Certificate of Incorporation; Bylaws Sample Clauses

Certificate of Incorporation; Bylaws. (a) At the Effective Time, the Certificate of Incorporation of Merger Sub, as in effect immediately prior to the Effective Time, shall be the Certificate of Incorporation of the Surviving Corporation until thereafter amended as provided by Delaware Law and such Certificate of Incorporation.
Certificate of Incorporation; Bylaws. (a) At the Effective Time, the Certificate of Incorporation of Merger Sub, as in effect immediately prior to the Effective Time, shall be the Certificate of Incorporation of the Surviving Corporation until thereafter amended as provided by law and such Certificate of Incorporation of the Surviving Corporation; provided, however, that at the Effective Time the Certificate of Incorporation of the Surviving Corporation shall be amended so that the name of the Surviving Corporation shall be "MedE America Corporation."
Certificate of Incorporation; Bylaws. At the Effective Time, the certificate of incorporation of the Company shall be amended and restated by deleting its provisions and substituting therefore the provisions of the certificate of incorporation of Newco except that from and after the Effective Time Article First of the certificate of incorporation will read in its entirety substantially as follows: The name of the corporation is "Netscape Communications Corporation." At the Effective Time, the by-laws of Newco, as in effect immediately prior to the Effective Time, shall be the by-laws of the Surviving Corporation until thereafter amended as provided by Law and the certificate of incorporation of the Surviving Corporation and such by-laws.
Certificate of Incorporation; Bylaws. At the Effective Time, (a) the certificate of incorporation of Merger Sub, as in effect immediately prior to the Effective Time and as amended by the Certificate of Merger, shall be the certificate of incorporation of the Surviving Corporation, and (b) the bylaws of Merger Sub, as in effect immediately prior to the Effective Time, shall be the bylaws of the Surviving Corporation.
Certificate of Incorporation; Bylaws. (a) Unless otherwise determined by Parent prior to the Effective Time, at the Effective Time, the Certificate of Incorporation of the Company shall be the Certificate of Incorporation of the Surviving Corporation until thereafter amended as provided by law and such Certificate of Incorporation.
Certificate of Incorporation; Bylaws. From and after the Effective Time and until further amended in accordance with applicable law, the Certificate of Incorporation of the Company, as in effect immediately prior to the Effective Time, shall be the Certificate of Incorporation of the Surviving Corporation, as amended as set forth in an exhibit to the Certificate of Merger.

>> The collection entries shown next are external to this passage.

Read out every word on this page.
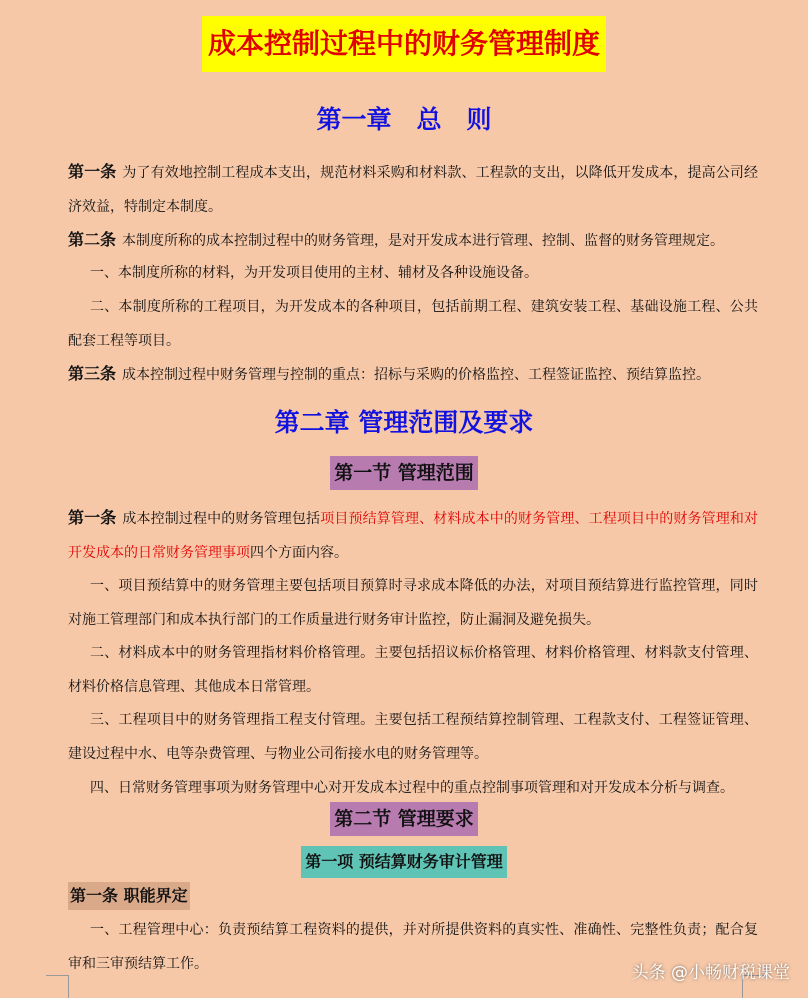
成本控制过程中的财务管理制度
第一章　总　则
第一条 为了有效地控制工程成本支出，规范材料采购和材料款、工程款的支出，以降低开发成本，提高公司经济效益，特制定本制度。
第二条 本制度所称的成本控制过程中的财务管理，是对开发成本进行管理、控制、监督的财务管理规定。
一、本制度所称的材料，为开发项目使用的主材、辅材及各种设施设备。
二、本制度所称的工程项目，为开发成本的各种项目，包括前期工程、建筑安装工程、基础设施工程、公共配套工程等项目。
第三条 成本控制过程中财务管理与控制的重点：招标与采购的价格监控、工程签证监控、预结算监控。
第二章 管理范围及要求
第一节 管理范围
第一条 成本控制过程中的财务管理包括项目预结算管理、材料成本中的财务管理、工程项目中的财务管理和对开发成本的日常财务管理事项四个方面内容。
一、项目预结算中的财务管理主要包括项目预算时寻求成本降低的办法，对项目预结算进行监控管理，同时对施工管理部门和成本执行部门的工作质量进行财务审计监控，防止漏洞及避免损失。
二、材料成本中的财务管理指材料价格管理。主要包括招议标价格管理、材料价格管理、材料款支付管理、材料价格信息管理、其他成本日常管理。
三、工程项目中的财务管理指工程支付管理。主要包括工程预结算控制管理、工程款支付、工程签证管理、建设过程中水、电等杂费管理、与物业公司衔接水电的财务管理等。
四、日常财务管理事项为财务管理中心对开发成本过程中的重点控制事项管理和对开发成本分析与调查。
第二节 管理要求
第一项 预结算财务审计管理
第一条 职能界定
一、工程管理中心：负责预结算工程资料的提供，并对所提供资料的真实性、准确性、完整性负责；配合复审和三审预结算工作。	头条 @小畅财税课堂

From and after the Effective Time and until further amended in accordance with law, the Bylaws of Merger Sub as in effect immediately prior to the Effective Time shall be the Bylaws of the Surviving Corporation.
Certificate of Incorporation; Bylaws. At the Effective Time, (a) the certificate of incorporation of the Surviving Corporation shall be amended to read in its entirety as the certificate of incorporation of Purchaser read immediately prior to the Effective Time, except that the name of the Surviving Corporation shall be “World Air Holdings, Inc.” and (b) the bylaws of the Surviving Corporation shall be amended so as to read in their entirety as the bylaws of Purchaser as in effect immediately prior to the Effective Time, until thereafter amended in accordance with applicable Law, except the references to Purchaser’s name shall be replaced by references to “World Air Holdings, Inc.”.
Certificate of Incorporation; Bylaws. Pursuant to the Merger: (a) the Company’s Certificate of Incorporation, as in effect immediately prior to the Effective Time, will become the Certificate of Incorporation of the Surviving Corporation until thereafter changed or amended as provided therein or by applicable Law, and (b) the Bylaws of the Company, as in effect immediately prior to the Effective Time, will be the Bylaws of the Surviving Corporation until thereafter changed or amended as provided therein or by applicable Law.
Certificate of Incorporation; Bylaws. At the Effective Time, (a) the Certificate of Incorporation of the Surviving Corporation shall be amended in its entirety to contain the provisions set forth in the Certificate of Incorporation of Merger Sub and (b) the Bylaws of the Surviving Corporation shall be amended in their entirety to contain the provisions set forth in the Bylaws of Merger Sub, each as in effect immediately prior to the Effective Time, and in each case until thereafter changed or amended as provided therein or pursuant to applicable Law.